After that awful woman, I was glad to move in with an old lady who was deaf. For extra money, I helped her boil and shell peanuts all night long. In the morning, we sold the peanuts to people who would eat them with their breakfast rice porridge. During the heat of the afternoon, we slept. This was a comfortable life: peanuts and sleep. But one day a couple arrived, claiming to be relatives of the deaf lady's: "Here we are, take us in." She didn't know who they were, so they traced a zigzag relationship, and sure enough, she had to admit, maybe they were related: Before I left, I counted my money and saw I had enough for the train ticket to Peking at the lowest, lowest price.
Again I went to the railway station. Again I found out that the money value had gone down, down and the price of the ticket had gone up and up, to twice as much as before. I was like a little insect scurrying up a wall with the water rising faster.
This time I needed a better plan to change my situation, my siqing. In English and in Chinese, the words sound almost the same. On every street corner, you could hear people from everywhere talking about this: "My situation is this. This is how I can improve my situation." I realized that in Hong Kong, I had come to a place where everyone believed he could change his situation, his fate, no more staying stuck with your circumstances. And there were many ways to change. You could be clever, you could be greedy, you could have connections.
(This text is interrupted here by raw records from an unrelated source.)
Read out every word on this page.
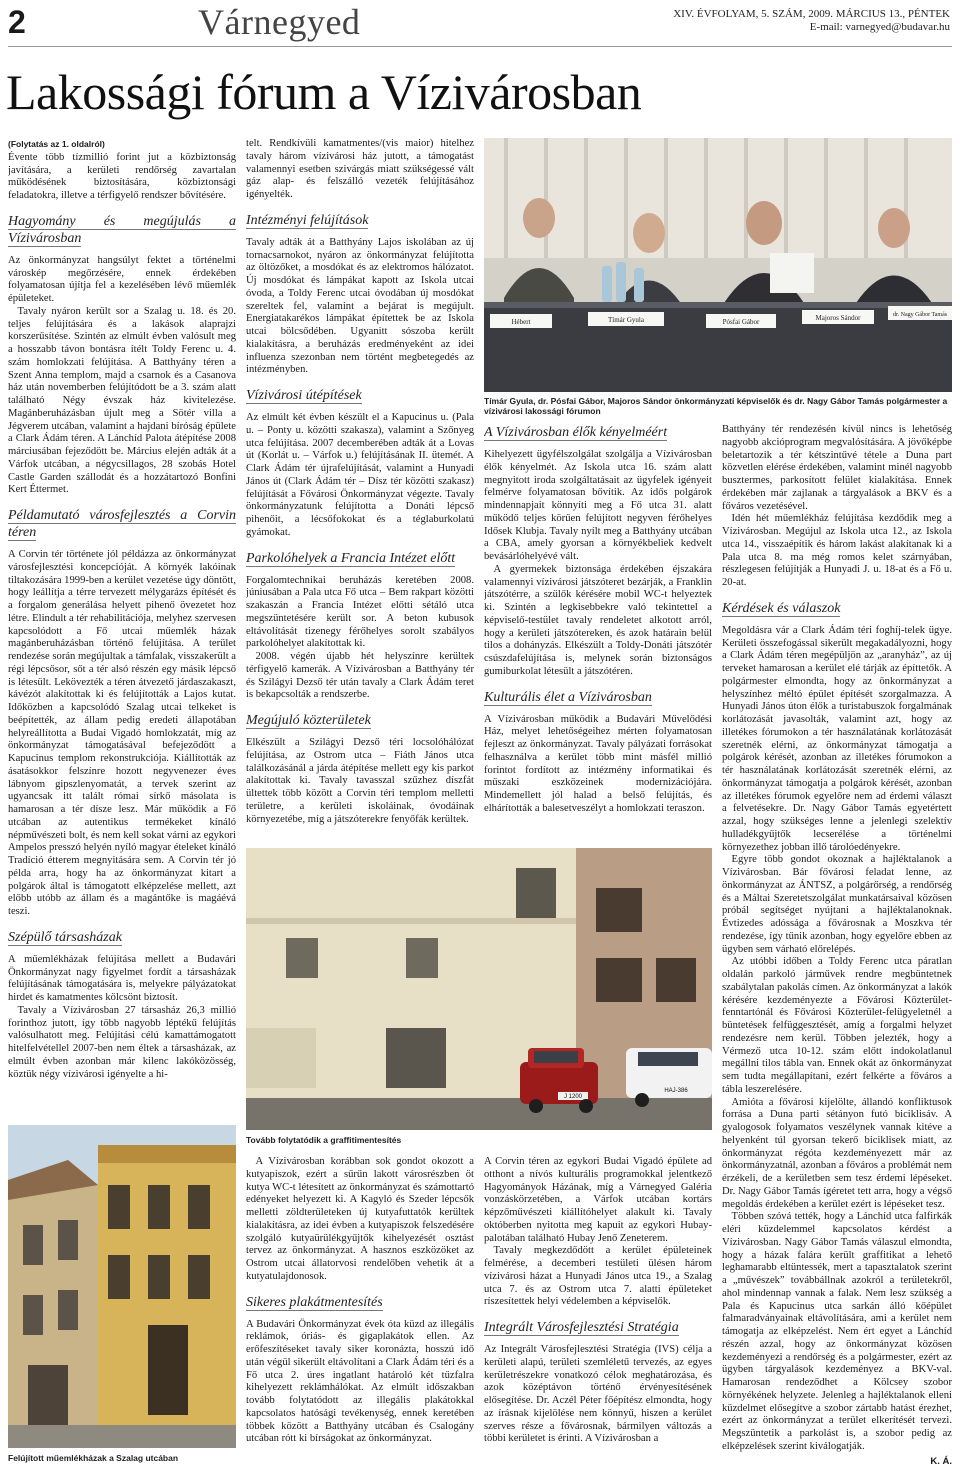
2	Várnegyed	XIV. ÉVFOLYAM, 5. SZÁM, 2009. MÁRCIUS 13., PÉNTEK
E-mail: varnegyed@budavar.hu
Lakossági fórum a Vízivárosban

(Folytatás az 1. oldalról)
Évente több tízmillió forint jut a közbiztonság javítására, a kerületi rendőrség zavartalan működésének biztosítására, közbiztonsági feladatokra, illetve a térfigyelő rendszer bővítésére.

Hagyomány és megújulás a Vízivárosban

Az önkormányzat hangsúlyt fektet a történelmi városkép megőrzésére, ennek érdekében folyamatosan újítja fel a kezelésében lévő műemlék épületeket.

Tavaly nyáron került sor a Szalag u. 18. és 20. teljes felújítására és a lakások alaprajzi korszerűsítése. Szintén az elmúlt évben valósult meg a hosszabb távon bontásra ítélt Toldy Ferenc u. 4. szám homlokzati felújítása. A Batthyány téren a Szent Anna templom, majd a csarnok és a Casanova ház után novemberben felújítódott be a 3. szám alatt található Négy évszak ház kivitelezése. Magánberuházásban újult meg a Sötér villa a Jégverem utcában, valamint a hajdani bíróság épülete a Clark Ádám téren. A Lánchíd Palota átépítése 2008 márciusában fejeződött be. Március elején adták át a Várfok utcában, a négycsillagos, 28 szobás Hotel Castle Garden szállodát és a hozzátartozó Bonfini Kert Éttermet.

Példamutató városfejlesztés a Corvin téren

A Corvin tér története jól példázza az önkormányzat városfejlesztési koncepcióját. A környék lakóinak tiltakozására 1999-ben a kerület vezetése úgy döntött, hogy leállítja a térre tervezett mélygarázs építését és a forgalom generálása helyett pihenő övezetet hoz létre. Elindult a tér rehabilitációja, melyhez szervesen kapcsolódott a Fő utcai műemlék házak magánberuházásban történő felújítása. A terület rendezése során megújultak a támfalak, visszakerült a régi lépcsősor, sőt a tér alsó részén egy másik lépcső is létesült. Lekövezték a téren átvezető járdaszakaszt, kávézót alakítottak ki és felújították a Lajos kutat. Időközben a kapcsolódó Szalag utcai telkeket is beépítették, az állam pedig eredeti állapotában helyreállította a Budai Vigadó homlokzatát, míg az önkormányzat támogatásával befejeződött a Kapucinus templom rekonstrukciója. Kiállították az ásatásokkor felszínre hozott negyvenezer éves lábnyom gipszlenyomatát, a tervek szerint az ugyancsak itt talált római sírkő másolata is hamarosan a tér dísze lesz. Már működik a Fő utcában az autentikus termékeket kínáló népművészeti bolt, és nem kell sokat várni az egykori Ampelos presszó helyén nyíló magyar ételeket kínáló Tradíció étterem megnyitására sem. A Corvin tér jó példa arra, hogy ha az önkormányzat kitart a polgárok által is támogatott elképzelése mellett, azt előbb utóbb az állam és a magántőke is magáévá teszi.

Szépülő társasházak

A műemlékházak felújítása mellett a Budavári Önkormányzat nagy figyelmet fordít a társasházak felújításának támogatására is, melyekre pályázatokat hirdet és kamatmentes kölcsönt biztosít.

Tavaly a Vízivárosban 27 társasház 26,3 millió forinthoz jutott, így több nagyobb léptékű felújítás valósulhatott meg. Felújítási célú kamattámogatott hitelfelvétellel 2007-ben nem éltek a társasházak, az elmúlt évben azonban már kilenc lakóközösség, köztük négy vízivárosi igényelte a hi-

Felújított műemlékházak a Szalag utcában

telt. Rendkívüli kamatmentes/(vis maior) hitelhez tavaly három vízivárosi ház jutott, a támogatást valamennyi esetben szivárgás miatt szükségessé vált gáz alap- és felszálló vezeték felújításához igényelték.

Intézményi felújítások

Tavaly adták át a Batthyány Lajos iskolában az új tornacsarnokot, nyáron az önkormányzat felújította az öltözőket, a mosdókat és az elektromos hálózatot. Új mosdókat és lámpákat kapott az Iskola utcai óvoda, a Toldy Ferenc utcai óvodában új mosdókat szereltek fel, valamint a bejárat is megújult. Energiatakarékos lámpákat építettek be az Iskola utcai bölcsődében. Ugyanitt sószoba került kialakításra, a beruházás eredményeként az idei influenza szezonban nem történt megbetegedés az intézményben.

Vízivárosi útépítések

Az elmúlt két évben készült el a Kapucinus u. (Pala u. – Ponty u. közötti szakasza), valamint a Szőnyeg utca felújítása. 2007 decemberében adták át a Lovas út (Korlát u. – Várfok u.) felújításának II. ütemét. A Clark Ádám tér újrafelújítását, valamint a Hunyadi János út (Clark Ádám tér – Dísz tér közötti szakasz) felújítását a Fővárosi Önkormányzat végezte. Tavaly önkormányzatunk felújította a Donáti lépcső pihenőit, a lécsőfokokat és a téglaburkolatú gyámokat.

Parkolóhelyek a Francia Intézet előtt

Forgalomtechnikai beruházás keretében 2008. júniusában a Pala utca Fő utca – Bem rakpart közötti szakaszán a Francia Intézet előtti sétáló utca megszüntetésére került sor. A beton kubusok eltávolítását tizenegy férőhelyes sorolt szabályos parkolóhelyet alakítottak ki.

2008. végén újabb hét helyszínre kerültek térfigyelő kamerák. A Vízivárosban a Batthyány tér és Szilágyi Dezső tér után tavaly a Clark Ádám teret is bekapcsolták a rendszerbe.

Megújuló közterületek

Elkészült a Szilágyi Dezső téri locsolóhálózat felújítása, az Ostrom utca – Fiáth János utca találkozásánál a járda átépítése mellett egy kis parkot alakítottak ki. Tavaly tavasszal szűzhez díszfát ültettek több között a Corvin téri templom melletti területre, a kerületi iskoláinak, óvodáinak környezetébe, míg a játszóterekre fenyőfák kerültek.

J 1200
HAJ-386
Tovább folytatódik a graffitimentesítés

A Vízivárosban korábban sok gondot okozott a kutyapiszok, ezért a sűrűn lakott városrészben öt kutya WC-t létesített az önkormányzat és számottartó edényeket helyezett ki. A Kagyló és Szeder lépcsők melletti zöldterületeken új kutyafuttatók kerültek kialakításra, az idei évben a kutyapiszok felszedésére szolgáló kutyaürülékgyűjtők kihelyezését osztást tervez az önkormányzat. A hasznos eszközöket az Ostrom utcai állatorvosi rendelőben vehetik át a kutyatulajdonosok.

Sikeres plakátmentesítés

A Budavári Önkormányzat évek óta küzd az illegális reklámok, óriás- és gigaplakátok ellen. Az erőfeszítéseket tavaly siker koronázta, hosszú idő után végül sikerült eltávolítani a Clark Ádám téri és a Fő utca 2. úres ingatlant határoló két tűzfalra kihelyezett reklámhálókat. Az elmúlt időszakban tovább folytatódott az illegális plakátokkal kapcsolatos hatósági tevékenység, ennek keretében többek között a Batthyány utcában és Csalogány utcában rótt ki bírságokat az önkormányzat.

Hébert	Tímár Gyula	Pósfai Gábor	Majoros Sándor	dr. Nagy Gábor Tamás
Tímár Gyula, dr. Pósfai Gábor, Majoros Sándor önkormányzati képviselők és dr. Nagy Gábor Tamás polgármester a vízivárosi lakossági fórumon
A Vízivárosban élők kényelméért

Kihelyezett ügyfélszolgálat szolgálja a Vízivárosban élők kényelmét. Az Iskola utca 16. szám alatt megnyitott iroda szolgáltatásait az ügyfelek igényeit felmérve folyamatosan bővítik. Az idős polgárok mindennapjait könnyíti meg a Fő utca 31. alatt működő teljes körűen felújított negyven férőhelyes Idősek Klubja. Tavaly nyílt meg a Batthyány utcában a CBA, amely gyorsan a környékbeliek kedvelt bevásárlóhelyévé vált.

A gyermekek biztonsága érdekében éjszakára valamennyi vízivárosi játszóteret bezárják, a Franklin játszótérre, a szülők kérésére mobil WC-t helyeztek ki. Szintén a legkisebbekre való tekintettel a képviselő-testület tavaly rendeletet alkotott arról, hogy a kerületi játszótereken, és azok határain belül tilos a dohányzás. Elkészült a Toldy-Donáti játszótér csúszdafelújítása is, melynek során biztonságos gumiburkolat létesült a játszótéren.

Kulturális élet a Vízivárosban

A Vízivárosban működik a Budavári Művelődési Ház, melyet lehetőségeihez mérten folyamatosan fejleszt az önkormányzat. Tavaly pályázati forrásokat felhasználva a kerület több mint másfél millió forintot fordított az intézmény informatikai és műszaki eszközeinek modernizációjára. Mindemellett jól halad a belső felújítás, és elhárították a balesetveszélyt a homlokzati teraszon.

A Corvin téren az egykori Budai Vigadó épülete ad otthont a nívós kulturális programokkal jelentkező Hagyományok Házának, míg a Várnegyed Galéria vonzáskörzetében, a Várfok utcában kortárs képzőművészeti kiállítóhelyet alakult ki. Tavaly októberben nyitotta meg kapuit az egykori Hubay-palotában található Hubay Jenő Zeneterem.

Tavaly megkezdődött a kerület épületeinek felmérése, a decemberi testületi ülésen három vízivárosi házat a Hunyadi János utca 19., a Szalag utca 7. és az Ostrom utca 7. alatti épületeket ríszesítettek helyi védelemben a képviselők.

Integrált Városfejlesztési Stratégia

Az Integrált Városfejlesztési Stratégia (IVS) célja a kerületi alapú, területi szemléletű tervezés, az egyes kerületrészekre vonatkozó célok meghatározása, és azok középtávon történő érvényesítésének elősegítése. Dr. Aczél Péter főépítész elmondta, hogy az írásnak kijelölése nem könnyű, hiszen a kerület szerves része a fővárosnak, bármilyen változás a többi kerületet is érinti. A Vízivárosban a

Batthyány tér rendezésén kívül nincs is lehetőség nagyobb akcióprogram megvalósítására. A jövőképbe beletartozik a tér kétszintűvé tétele a Duna part közvetlen elérése érdekében, valamint minél nagyobb busztermes, parkosított felület kialakítása. Ennek érdekében már zajlanak a tárgyalások a BKV és a főváros vezetésével.

Idén hét műemlékház felújítása kezdődik meg a Vízivárosban. Megújul az Iskola utca 12., az Iskola utca 14., visszaépítik és három lakást alakítanak ki a Pala utca 8. ma még romos kelet szárnyában, részlegesen felújítják a Hunyadi J. u. 18-at és a Fő u. 20-at.

Kérdések és válaszok

Megoldásra vár a Clark Ádám téri foghíj-telek ügye. Kerületi összefogással sikerült megakadályozni, hogy a Clark Ádám téren megépüljön az „aranyház”, az új terveket hamarosan a kerület elé tárják az építtetők. A polgármester elmondta, hogy az önkormányzat a helyszínhez méltó épület építését szorgalmazza. A Hunyadi János úton élők a turistabuszok forgalmának korlátozását javasolták, valamint azt, hogy az illetékes fórumokon a tér használatának korlátozását szeretnék elérni, az önkormányzat támogatja a polgárok kérését, azonban az illetékes fórumokon a tér használatának korlátozását szeretnék elérni, az önkormányzat támogatja a polgárok kérését, azonban az illetékes fórumok egyelőre nem ad érdemi választ a felvetésekre. Dr. Nagy Gábor Tamás egyetértett azzal, hogy szükséges lenne a jelenlegi szelektív hulladékgyűjtők lecserélése a történelmi környezethez jobban illő tárolóedényekre.

Egyre több gondot okoznak a hajléktalanok a Vízivárosban. Bár fővárosi feladat lenne, az önkormányzat az ÁNTSZ, a polgárőrség, a rendőrség és a Máltai Szeretetszolgálat munkatársaival közösen próbál segítséget nyújtani a hajléktalanoknak. Évtizedes adóssága a fővárosnak a Moszkva tér rendezése, így tűnik azonban, hogy egyelőre ebben az ügyben sem várható előrelépés.

Az utóbbi időben a Toldy Ferenc utca páratlan oldalán parkoló járművek rendre megbüntetnek szabálytalan pakolás címen. Az önkormányzat a lakók kérésére kezdeményezte a Fővárosi Közterület-fenntartónál és Fővárosi Közterület-felügyeletnél a büntetések felfüggesztését, amíg a forgalmi helyzet rendezésre nem kerül. Többen jelezték, hogy a Vérmező utca 10-12. szám előtt indokolatlanul megállni tilos tábla van. Ennek okát az önkormányzat sem tudta megállapítani, ezért felkérte a főváros a tábla leszerelésére.

Amióta a fővárosi kijelölte, állandó konfliktusok forrása a Duna parti sétányon futó biciklisáv. A gyalogosok folyamatos veszélynek vannak kitéve a helyenként túl gyorsan tekerő biciklisek miatt, az önkormányzat régóta kezdeményezett már az önkormányzatnál, azonban a főváros a problémát nem érzékeli, de a kerületben sem tesz érdemi lépéseket. Dr. Nagy Gábor Tamás ígéretet tett arra, hogy a végső megoldás érdekében a kerület ezért is lépéseket tesz.

Többen szóvá tették, hogy a Lánchíd utca falfirkák eléri küzdelemmel kapcsolatos kérdést a Vízivárosban. Nagy Gábor Tamás válaszul elmondta, hogy a házak falára került graffitikat a lehető leghamarabb eltüntessék, mert a tapasztalatok szerint a „művészek” továbbállnak azokról a területekről, ahol mindennap vannak a falak. Nem lesz szükség a Pala és Kapucinus utca sarkán álló kőépület falmaradványainak eltávolítására, ami a kerület nem támogatja az elképzelést. Nem ért egyet a Lánchíd részén azzal, hogy az önkormányzat közösen kezdeményezi a rendőrség és a polgármester, ezért az ügyben tárgyalások kezdeményez a BKV-val. Hamarosan rendeződhet a Kölcsey szobor környékének helyzete. Jelenleg a hajléktalanok elleni küzdelmet elősegítve a szobor zártabb hatást érezhet, ezért az önkormányzat a terület elkerítését tervezi. Megszüntetik a parkolást is, a szobor pedig az elképzelések szerint kiválogatják.

K. Á.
I was clever, of course, and if I had been greedy, I would have sold the oracle bone. But I decided once again I could not do that. I was not that poor in body and respect for my family.
As for connections, I had only GaoLing, now that Miss Grutoff was dead. And GaoLing was of no use. She did not know how to be resourceful. If I had been the one to go first to America, I would have used my strength, my character, to find a way to get a visa within a few weeks at the most. Then I wouldn't be facing the troubles I had simply because GaoLing didn't know what to do. That was the problem: GaoLing was strong, but not always in the right ways. She had forever been Mother's favorite, spoiled by pampering. And all those years in the orphanage, she had forever lived the easy life. I had helped her so much, as had Sister Yu, that she never had to think for herself. If the river turned downstream, she would never think to swim upstream. She knew how to get her way, but only if others helped her.